Optimal Off-line Caching

  • Goal: 最小化覆盖数
  • Farthest-in-future: 删除原cache中变量在读取序列中的最后一个

  • Reduced schedule: 在读取元素时才插入元素

Transformation Proof

  • 任何unreduced schedule可变为reduced schedule, 并且eviction次数不会增加
  • Pf (by induction on number of unreduced items)
    • Suppose S brings d into the cache at time t, without a request.
    • Let c be the item S evicts when it brings d into the cache.
    • Case 1: d evicted at time t’, before next request for d.
    • Case 2: d requested at time t’ before d is evicted.

Lemma

Let S be a reduced schedule that makes the same schedule as $S_{FF}$ through the first j requests.

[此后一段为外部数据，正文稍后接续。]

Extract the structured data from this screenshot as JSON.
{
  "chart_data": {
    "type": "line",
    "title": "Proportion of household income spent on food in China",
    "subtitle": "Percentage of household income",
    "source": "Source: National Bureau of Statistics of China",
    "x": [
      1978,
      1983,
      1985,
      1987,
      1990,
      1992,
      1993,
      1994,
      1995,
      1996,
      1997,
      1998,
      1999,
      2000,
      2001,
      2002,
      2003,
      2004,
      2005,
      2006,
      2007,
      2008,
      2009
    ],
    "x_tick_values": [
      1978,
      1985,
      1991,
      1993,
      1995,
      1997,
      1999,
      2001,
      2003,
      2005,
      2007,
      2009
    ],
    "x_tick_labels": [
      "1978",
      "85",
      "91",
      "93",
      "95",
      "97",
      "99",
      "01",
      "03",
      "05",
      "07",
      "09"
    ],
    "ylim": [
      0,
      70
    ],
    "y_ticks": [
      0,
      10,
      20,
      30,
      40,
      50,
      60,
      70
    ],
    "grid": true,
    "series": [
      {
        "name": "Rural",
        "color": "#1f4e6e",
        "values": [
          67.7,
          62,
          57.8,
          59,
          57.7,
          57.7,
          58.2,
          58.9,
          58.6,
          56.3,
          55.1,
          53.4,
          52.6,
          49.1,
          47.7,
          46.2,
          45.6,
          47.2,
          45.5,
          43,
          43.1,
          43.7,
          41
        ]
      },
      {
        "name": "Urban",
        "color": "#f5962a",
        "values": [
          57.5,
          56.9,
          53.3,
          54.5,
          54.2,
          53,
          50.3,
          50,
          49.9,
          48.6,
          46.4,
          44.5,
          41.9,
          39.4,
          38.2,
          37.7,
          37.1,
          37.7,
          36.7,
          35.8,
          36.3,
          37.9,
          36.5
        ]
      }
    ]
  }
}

Then there is a reduced schedule S’ that makes the same schedule as $S_{FF}$ through the first j+1 requests, and incurs no more evictions than S does.

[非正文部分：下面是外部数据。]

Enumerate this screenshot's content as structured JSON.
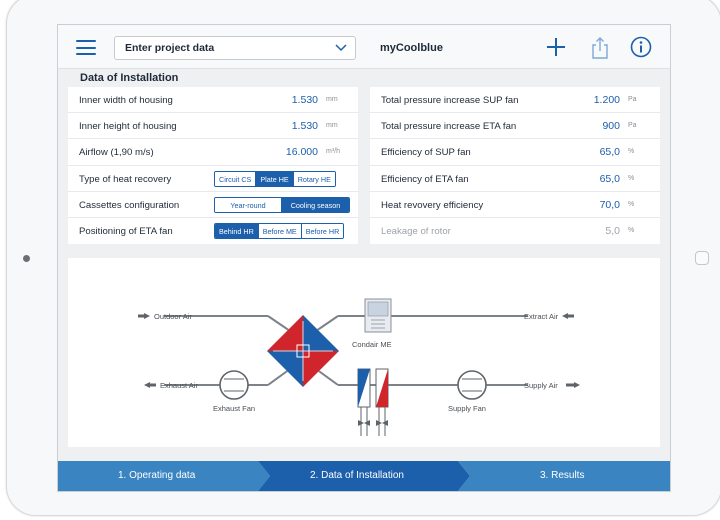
{
  "header": {
    "project_select": "Enter project data",
    "app_title": "myCoolblue"
  },
  "section_title": "Data of Installation",
  "left_rows": [
    {
      "label": "Inner width of housing",
      "value": "1.530",
      "unit": "mm"
    },
    {
      "label": "Inner height of housing",
      "value": "1.530",
      "unit": "mm"
    },
    {
      "label": "Airflow (1,90 m/s)",
      "value": "16.000",
      "unit": "m³/h"
    },
    {
      "label": "Type of heat recovery",
      "options": [
        "Circuit CS",
        "Plate HE",
        "Rotary HE"
      ],
      "selected": "Plate HE"
    },
    {
      "label": "Cassettes configuration",
      "options": [
        "Year-round",
        "Cooling season"
      ],
      "selected": "Cooling season"
    },
    {
      "label": "Positioning of ETA fan",
      "options": [
        "Behind HR",
        "Before ME",
        "Before HR"
      ],
      "selected": "Behind HR"
    }
  ],
  "right_rows": [
    {
      "label": "Total pressure increase SUP fan",
      "value": "1.200",
      "unit": "Pa"
    },
    {
      "label": "Total pressure increase ETA fan",
      "value": "900",
      "unit": "Pa"
    },
    {
      "label": "Efficiency of SUP fan",
      "value": "65,0",
      "unit": "%"
    },
    {
      "label": "Efficiency of ETA fan",
      "value": "65,0",
      "unit": "%"
    },
    {
      "label": "Heat revovery efficiency",
      "value": "70,0",
      "unit": "%"
    },
    {
      "label": "Leakage of rotor",
      "value": "5,0",
      "unit": "%",
      "disabled": true
    }
  ],
  "diagram": {
    "outdoor_air": "Outdoor Air",
    "extract_air": "Extract Air",
    "exhaust_air": "Exhaust Air",
    "supply_air": "Supply Air",
    "condair": "Condair ME",
    "exhaust_fan": "Exhaust Fan",
    "supply_fan": "Supply Fan"
  },
  "steps": [
    "1. Operating data",
    "2. Data of Installation",
    "3. Results"
  ],
  "colors": {
    "accent": "#1c5fab",
    "step_light": "#3a84c2",
    "step_dark": "#1c5fab",
    "hx_red": "#d0262b",
    "hx_blue": "#1c5fab"
  }
}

  • Consider (j+1)st request $d = d_{j+1}$.
  • Since S and $S_{FF}$ have agreed up until now, they have the same cache contents before request j+1.
  • Case 1: (d is already in the cache). S’ = S
  • Case 2: (d is not in the cache and S and $S_{FF}$ evict the same element). S’ = S
  • Case 3: (d is not in the cache; $S_{FF}$ evicts e; S evicts f $\neq$ e).
    • begin construction of S’ from S by evicting e instead of f
    • now S’ agrees with $S_{FF}$ on first j+1 requests
    • From request j+2 onward, we make S’ the same as S, but this becomes impossible when e or f is involved
    • Let j’ be the first time after j+1 that S and S’ take a different action(must involve e or f (or both)), and let g be item requested at time j’.
    • Case 3a: g = e. Can’t happen with Farthest-In-Future since there must be a request for f before e.
    • Case 3b: g $\neq$ e, f. S must evict e. Make S’ evict f; now S and S’ have the same cache.
    • Case 3c: g = f. Element f can’t be in cache of S, so let e’ be the element that S evicts.
      • if e’ = e, S’ accesses f from cache; now S and S’ have same cache
      • if e’ $\neq$ e, S’ evicts e’ and brings e into the cache; now S and S’ have the same cache. S’ is no longer reduced, but can be transformed into a reduced schedule which
        • a) agrees with S FF through step j+1
        • b) has no more evictions than S

“Optimal” Proof

FF is optimal eviction algorithm.

  • Pf. (by induction on number of requests j)
    • Base case (trivial):
      • There exists an optimal reduced schedule S that makes the same schedule as S FF through the first 0 requests.
    • Inductive step (implied by the lemma):
      • If there exists an optimal reduced schedule S that agrees with S FF through the first j requests,
      • then there exists an optimal reduced schedule S’ that agrees with S FF through the first j+1 requests

On-line vs. Off-line

Offline: full sequence of requests is known a priori.
Online (reality): requests are not known in advance.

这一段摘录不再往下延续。